Manresa Scholars gathered recently at the evening “Manresa Scholars Showcase” to reflect on the end of their first semester by sharing what they’ve learned and experienced through their Manresa Seminars and Manresa programs. Below is an excerpt from Manresa Scholar Amos Ong, in which he discusses the connections he found between his coursework and a weekend Manresa service project.
Hi everyone, my name is Amos Ong, and the Manresa course I’m currently taking is Ground Floor by Dr. DiLorenzo. Besides being an introductory course to business, Ground Floor truly immerses students in the business world, whether it’s in daily New York Times and Wall Street Journal essays, presentations from highly-acclaimed Gabelli professors, or fun field trips to companies like a European financial firm. In addition, the course pushes you to effectively collaborate with fellow classmates, and learn some ethical business perspectives and practices.
Besides having this unique opportunity, we get additional learning experiences through Manresa programs. One particular program that really moved me was the St. Francis Xavier Welcome Table Serving Program. Fellow Manresa Scholars and I served food and cleaned plates and utensils for disabled and less privileged people in New York City. I must say, this experience revealed a different side of New York for me. Having lived in the Philippines basically my all my life, I got to see poverty everyday in the streets, or at my numerous high school service activities. But, I did not expect to see a similar case in the Manhattan area. My perception of the city with bright lights, Broadway, and $1 pizza completely changed.
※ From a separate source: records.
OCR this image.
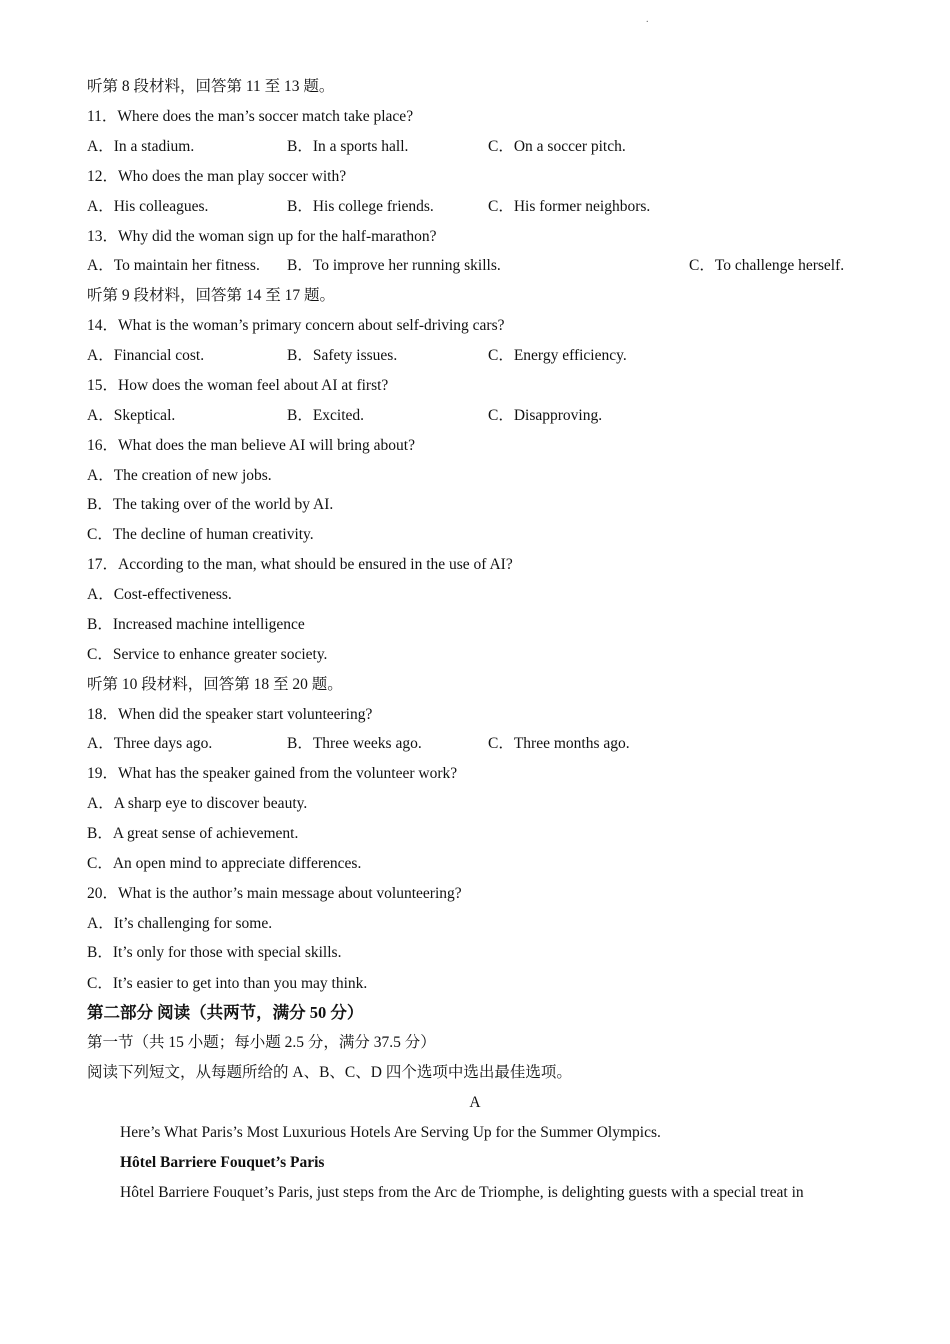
.
听第 8 段材料，回答第 11 至 13 题。
11．Where does the man’s soccer match take place?
A．In a stadium.	B．In a sports hall.	C．On a soccer pitch.
12．Who does the man play soccer with?
A．His colleagues.	B．His college friends.	C．His former neighbors.
13．Why did the woman sign up for the half-marathon?
A．To maintain her fitness. B．To improve her running skills.	C．To challenge herself.
听第 9 段材料，回答第 14 至 17 题。
14．What is the woman’s primary concern about self-driving cars?
A．Financial cost.	B．Safety issues.	C．Energy efficiency.
15．How does the woman feel about AI at first?
A．Skeptical.	B．Excited.	C．Disapproving.
16．What does the man believe AI will bring about?
A．The creation of new jobs.
B．The taking over of the world by AI.
C．The decline of human creativity.
17．According to the man, what should be ensured in the use of AI?
A．Cost-effectiveness.
B．Increased machine intelligence
C．Service to enhance greater society.
听第 10 段材料，回答第 18 至 20 题。
18．When did the speaker start volunteering?
A．Three days ago.	B．Three weeks ago.	C．Three months ago.
19．What has the speaker gained from the volunteer work?
A．A sharp eye to discover beauty.
B．A great sense of achievement.
C．An open mind to appreciate differences.
20．What is the author’s main message about volunteering?
A．It’s challenging for some.
B．It’s only for those with special skills.
C．It’s easier to get into than you may think.
第二部分 阅读（共两节，满分 50 分）
第一节（共 15 小题；每小题 2.5 分，满分 37.5 分）
阅读下列短文，从每题所给的 A、B、C、D 四个选项中选出最佳选项。
A
Here’s What Paris’s Most Luxurious Hotels Are Serving Up for the Summer Olympics.
Hôtel Barriere Fouquet’s Paris
Hôtel Barriere Fouquet’s Paris, just steps from the Arc de Triomphe, is delighting guests with a special treat in
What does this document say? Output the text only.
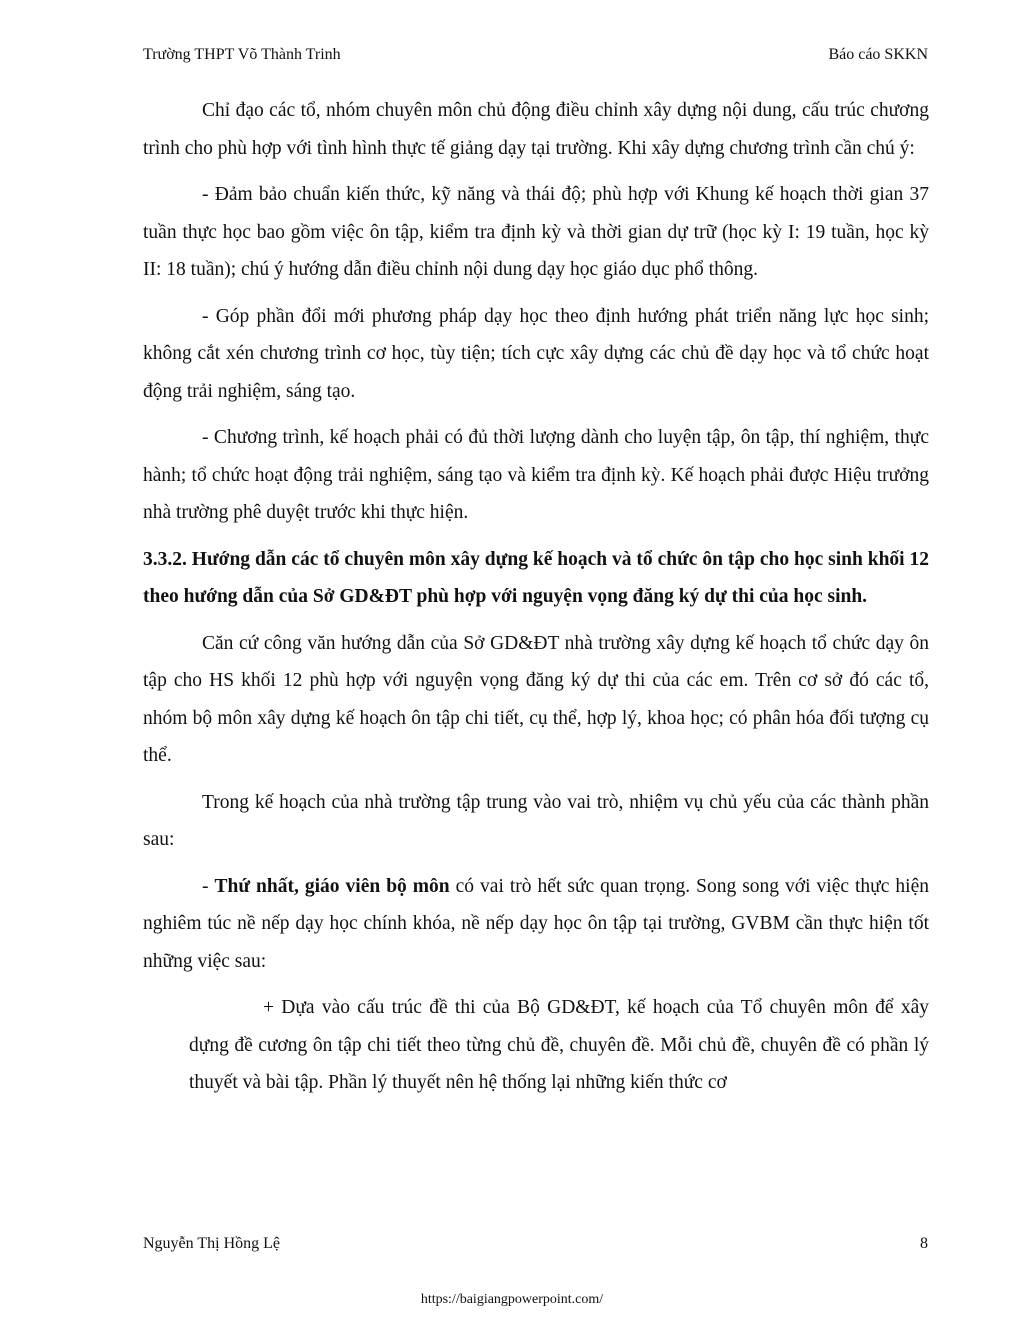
Trường THPT Võ Thành Trinh	Báo cáo SKKN

Chỉ đạo các tổ, nhóm chuyên môn chủ động điều chỉnh xây dựng nội dung, cấu trúc chương trình cho phù hợp với tình hình thực tế giảng dạy tại trường. Khi xây dựng chương trình cần chú ý:

- Đảm bảo chuẩn kiến thức, kỹ năng và thái độ; phù hợp với Khung kế hoạch thời gian 37 tuần thực học bao gồm việc ôn tập, kiểm tra định kỳ và thời gian dự trữ (học kỳ I: 19 tuần, học kỳ II: 18 tuần); chú ý hướng dẫn điều chỉnh nội dung dạy học giáo dục phổ thông.

- Góp phần đổi mới phương pháp dạy học theo định hướng phát triển năng lực học sinh; không cắt xén chương trình cơ học, tùy tiện; tích cực xây dựng các chủ đề dạy học và tổ chức hoạt động trải nghiệm, sáng tạo.

- Chương trình, kế hoạch phải có đủ thời lượng dành cho luyện tập, ôn tập, thí nghiệm, thực hành; tổ chức hoạt động trải nghiệm, sáng tạo và kiểm tra định kỳ. Kế hoạch phải được Hiệu trưởng nhà trường phê duyệt trước khi thực hiện.

3.3.2. Hướng dẫn các tổ chuyên môn xây dựng kế hoạch và tổ chức ôn tập cho học sinh khối 12 theo hướng dẫn của Sở GD&ĐT phù hợp với nguyện vọng đăng ký dự thi của học sinh.

Căn cứ công văn hướng dẫn của Sở GD&ĐT nhà trường xây dựng kế hoạch tổ chức dạy ôn tập cho HS khối 12 phù hợp với nguyện vọng đăng ký dự thi của các em. Trên cơ sở đó các tổ, nhóm bộ môn xây dựng kế hoạch ôn tập chi tiết, cụ thể, hợp lý, khoa học; có phân hóa đối tượng cụ thể.

Trong kế hoạch của nhà trường tập trung vào vai trò, nhiệm vụ chủ yếu của các thành phần sau:

- Thứ nhất, giáo viên bộ môn có vai trò hết sức quan trọng. Song song với việc thực hiện nghiêm túc nề nếp dạy học chính khóa, nề nếp dạy học ôn tập tại trường, GVBM cần thực hiện tốt những việc sau:

+ Dựa vào cấu trúc đề thi của Bộ GD&ĐT, kế hoạch của Tổ chuyên môn để xây dựng đề cương ôn tập chi tiết theo từng chủ đề, chuyên đề. Mỗi chủ đề, chuyên đề có phần lý thuyết và bài tập. Phần lý thuyết nên hệ thống lại những kiến thức cơ

Nguyễn Thị Hồng Lệ	8
https://baigiangpowerpoint.com/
The truth of the matter is, poverty and struggle could be seen even in the largest cities of the world. As my medieval history professor would say, poverty, a relative term, exists because wealth also exists. And so, what does this tell me as a business student? Although profit is essential in the development of a business and the whole economy, we must strike a balance between growing our businesses, and try to alleviate the injustices and poverty in the world.
Moreover, the program also changed my perspective of what success in business truly means. Does it only mean having market leadership, global expansion, and high profit earnings? Or, does it also mean solving real world problems that matter? A business may be growing financially, but if it is neglecting problems right in its face, what’s the point?
In a larger perspective, the program was a moving learning experience for me. It was amazing to serve others, and look past each other’s differences.
And I think this sums up the beauty of these programs — how it can help you understand the real world in relation to your career path, but also help you grow as a whole person and deepen your understanding of life.